Qu’est ce qu’un classique ? C’est quelque chose d’impérissable, d’indémodable, d’assez permanent pour se distinguer d’emblée des variations et s’imposer comme toujours valable. Le classique n’a pas besoin d’être à la mode : il est toujours vivant, comme immédiatement et définitivement contemporain. Par là même, le classique est une mise en forme du monde, qui installe d’emblée l’important, et le distingue du secondaire, du superflu, du futile : le classique établit un ordre, il distingue, il sépare, il n’aime pas trop les flous et les mélanges, il n’aime pas la confusion.
Le classique ordonne le monde, et n’hésite pas un instant à établir des hiérarchies et des séparations fondatrices, qui semblent aussitôt presque évidentes et naturelles. Le classique aime ce qui est simple, clair et distinct. Descartes est classique, Corneille est classique, Calvin d’abord était classique.
On dira que le classique, c’est la France – mais ce serait voir midi à notre clocher. Chaque culture a ses formes classiques, ses moments classiques. Ce sont des moments où l’on aime d’abord la clarté, comme dans la philosophie de Kant où l’on apprend à distinguer les types de discours en fonction des questions auxquelles ils répondent. Ce sont des moments où chacune de nos facultés connaît ses limites, et s’y tient. Ce sont des moments où l’on cherche avant tout la simplicité. Il y a un moment classique dans la culture grecque, de Sophocle à Platon, moment d’équilibre qui semble après coup presque parfait, entre les forces de la nuit et celles du jour. Et la Torah elle-même, c’est-à-dire la Loi, est peut-être ce qu’il y a de classique dans notre Ancien Testament, par opposition avec les livres prophétiques ou les Psaumes, par exemple. Elle aussi dit la permanence.
Or, cette permanence est parfois contestée, ébranlée. Il y a des moments dans l’histoire, dans la littérature, dans la société où l’on n’en peut plus de cet ordre. Des moments où la séparation classique des genres (le tragique d’un côté et le comique de l’autre, la science d’un côté et la foi de l’autre, le masculin et le féminin, etc.) nous étouffe. Comme si une réalité plus confuse mais plus réelle tentait de se frayer un chemin. L’Apôtre Paul mélange les genres, Augustin mélange les genres, et Shakespeare propose des tragi-comédies qui font voir une condition humaine plus réelle, plus complexe, plus bancale.

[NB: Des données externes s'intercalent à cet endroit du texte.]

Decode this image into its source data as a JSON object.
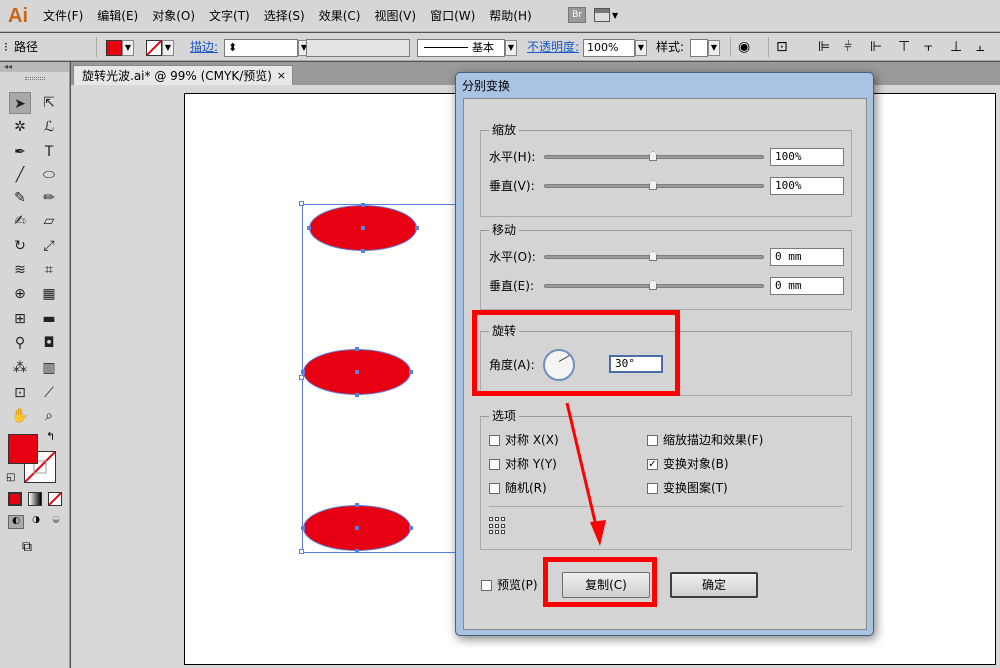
{
  "app": {
    "logo": "Ai"
  },
  "menu": [
    "文件(F)",
    "编辑(E)",
    "对象(O)",
    "文字(T)",
    "选择(S)",
    "效果(C)",
    "视图(V)",
    "窗口(W)",
    "帮助(H)"
  ],
  "bridge_label": "Br",
  "control_bar": {
    "selection_type": "路径",
    "stroke_label": "描边:",
    "stroke_profile": "基本",
    "opacity_label": "不透明度:",
    "opacity_value": "100%",
    "style_label": "样式:"
  },
  "toolpanel_header": "◂◂",
  "document": {
    "tab_title": "旋转光波.ai* @ 99% (CMYK/预览)",
    "tab_close": "×"
  },
  "colors": {
    "fill": "#e60012",
    "selection": "#5b7fdd",
    "highlight": "#ff0000"
  },
  "dialog": {
    "title": "分别变换",
    "scale": {
      "label": "缩放",
      "horizontal_label": "水平(H):",
      "horizontal_value": "100%",
      "vertical_label": "垂直(V):",
      "vertical_value": "100%"
    },
    "move": {
      "label": "移动",
      "horizontal_label": "水平(O):",
      "horizontal_value": "0 mm",
      "vertical_label": "垂直(E):",
      "vertical_value": "0 mm"
    },
    "rotate": {
      "label": "旋转",
      "angle_label": "角度(A):",
      "angle_value": "30°"
    },
    "options": {
      "label": "选项",
      "reflect_x": {
        "label": "对称 X(X)",
        "checked": false
      },
      "reflect_y": {
        "label": "对称 Y(Y)",
        "checked": false
      },
      "random": {
        "label": "随机(R)",
        "checked": false
      },
      "scale_strokes": {
        "label": "缩放描边和效果(F)",
        "checked": false
      },
      "transform_objects": {
        "label": "变换对象(B)",
        "checked": true
      },
      "transform_patterns": {
        "label": "变换图案(T)",
        "checked": false
      }
    },
    "preview": {
      "label": "预览(P)",
      "checked": false
    },
    "copy_button": "复制(C)",
    "ok_button": "确定"
  }
}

On a même pu dire que toutes les avancées dans la représentation de la réalité étaient dues à de tels mélanges, qui permettaient de voir ce qui jusque-là était invisible : que les gens ordinaires pouvaient vivre des tragédies, et pas seulement les grands de ce monde ; qu’une méditation philosophique pouvait porter la supplication d’une prière, et pas seulement la réponse à une interrogation ; et qu’un grand film de fiction pouvait dire plus sur l’épouvante des carnages que les livres d’histoire les plus exacts.
Nous sommes aujourd’hui dans un temps de mélange général des genres. Quand nous regardons désormais la télévision, nous ne savons plus quand nous avons affaire à un journal d’information, à une fiction, à un documentaire, à une publicité, à un discours politique, ou à une prédication. Nous ne savons pas quel est le contrat implicite, nous perdons les repères. On peut dire cela de presque tout ce qui nous environne. Et même pour les shakespeariens comme moi qui adorent les brouillages, il est un temps où, pour qu’il y puisse y avoir de vrais mélanges, il faudrait refaire les séparations, les classiques distinctions.
Ce temps-là semble aujourd’hui venu. Il nous faut retrouver un minimum de classicisme qui nous permettrait de refaire la différence entre l’important et le secondaire, réintroduire un peu de syntaxe dans les discours, et comprendre de quoi il est question. C’est pourquoi j’ai voulu proposer, par méthode, l’éloge d’un minimum de classicisme.